Just a few days ago I met up with someone from my high school years, more than an acquaintance, not quite a friend. Not sure what defines a friend, but I am pretty sure that if you never visited each other’s houses, you did not make the cut for friends. Nonetheless, we were friendly through high school - nights spent together at marquesina parties, marquesina being a unique puertorican construction, a sort of concrete shed with an open back and wrought iron swinging doors that would usually house a car or two, but for the evening was filled with fifty to a hundred sweaty teenagers marinating in a soup of their own hormones in the funk of an overhot tropical night, tree frogs singing in the yard - crystal blue persuasion blaring from the rickety stereo.

But I digress.

So my friend (let's keep it simple) is in my neck of the woods - Boston - as a dangling spouse and to visit his middle daughter, currently a frosh at Boston College. We have reconnected through a common high school chum that is very sick and facing his own mortality has decided to reunite us all, all 113 of us, even if just on Facebook. He messaged me on Facebook at the last minute being in town already and we decided to meet. He was on full on tourist mode and as such was heading to the Museum of Fine Arts. Now, the MFA has just opened a new America wing with all its Copley’s, Cassat’s and other assorted Americana as well as a budding colonial Latin American collection , not to mention that the burger at the new cafe had gotten a good review already, three days before it opened to the general public. So, I told him I would meet him there for lunch. Awkward.
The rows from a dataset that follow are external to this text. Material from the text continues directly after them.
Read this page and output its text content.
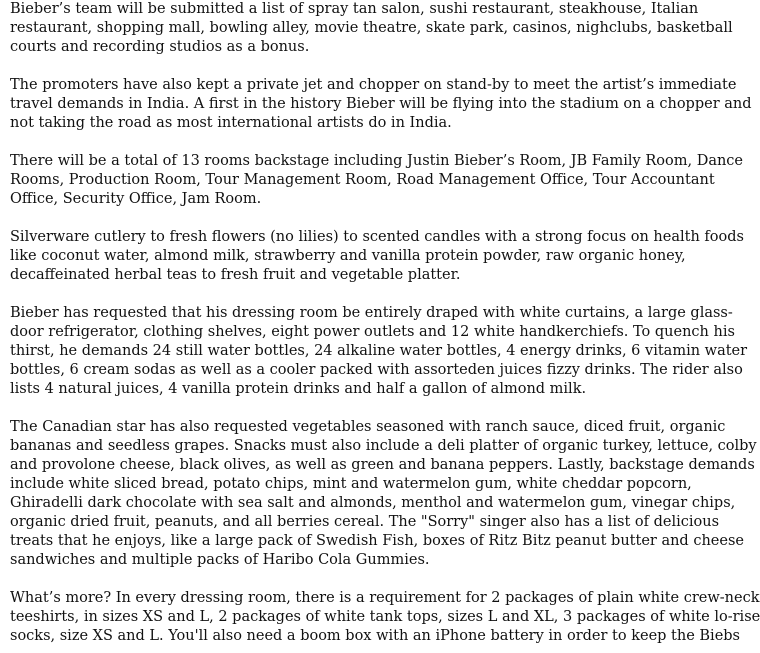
Bieber’s team will be submitted a list of spray tan salon, sushi restaurant, steakhouse, Italian
restaurant, shopping mall, bowling alley, movie theatre, skate park, casinos, nighclubs, basketball
courts and recording studios as a bonus.

The promoters have also kept a private jet and chopper on stand-by to meet the artist’s immediate
travel demands in India. A first in the history Bieber will be flying into the stadium on a chopper and
not taking the road as most international artists do in India.

There will be a total of 13 rooms backstage including Justin Bieber’s Room, JB Family Room, Dance
Rooms, Production Room, Tour Management Room, Road Management Office, Tour Accountant
Office, Security Office, Jam Room.

Silverware cutlery to fresh flowers (no lilies) to scented candles with a strong focus on health foods
like coconut water, almond milk, strawberry and vanilla protein powder, raw organic honey,
decaffeinated herbal teas to fresh fruit and vegetable platter.

Bieber has requested that his dressing room be entirely draped with white curtains, a large glass-
door refrigerator, clothing shelves, eight power outlets and 12 white handkerchiefs. To quench his
thirst, he demands 24 still water bottles, 24 alkaline water bottles, 4 energy drinks, 6 vitamin water
bottles, 6 cream sodas as well as a cooler packed with assorteden juices fizzy drinks. The rider also
lists 4 natural juices, 4 vanilla protein drinks and half a gallon of almond milk.

The Canadian star has also requested vegetables seasoned with ranch sauce, diced fruit, organic
bananas and seedless grapes. Snacks must also include a deli platter of organic turkey, lettuce, colby
and provolone cheese, black olives, as well as green and banana peppers. Lastly, backstage demands
include white sliced bread, potato chips, mint and watermelon gum, white cheddar popcorn,
Ghiradelli dark chocolate with sea salt and almonds, menthol and watermelon gum, vinegar chips,
organic dried fruit, peanuts, and all berries cereal. The "Sorry" singer also has a list of delicious
treats that he enjoys, like a large pack of Swedish Fish, boxes of Ritz Bitz peanut butter and cheese
sandwiches and multiple packs of Haribo Cola Gummies.

What’s more? In every dressing room, there is a requirement for 2 packages of plain white crew-neck
teeshirts, in sizes XS and L, 2 packages of white tank tops, sizes L and XL, 3 packages of white lo-rise
socks, size XS and L. You'll also need a boom box with an iPhone battery in order to keep the Biebs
It was not awkward at all - not the clichéd picked up where we left off - but closer than the gulf of years would lead you to believe. Maybe is just our age, at fifty you tend to talk more freely about real stuff and spend a lot less time on the chit-chatter, sweet . I for one, had a great time, the burger lived up to the build up, the cafe space is monumental and we got to spend a fair amount of time catching up as the service was brand-new-restaurant slow.

It was a very bittersweet reunion - there we were - thirty years on, old but not aged, yet, reminded of our mortality in the most direct way - how could the vital, beautiful, carefree teenager I remember could have turned into the middle aged balding person across the table from me? And yet, the sweet, that familiarity reaching across the years salved the bitterness and achieved that wonderful balance of laughter through tears - the human condition redux - the joy of life and the forward memory of death.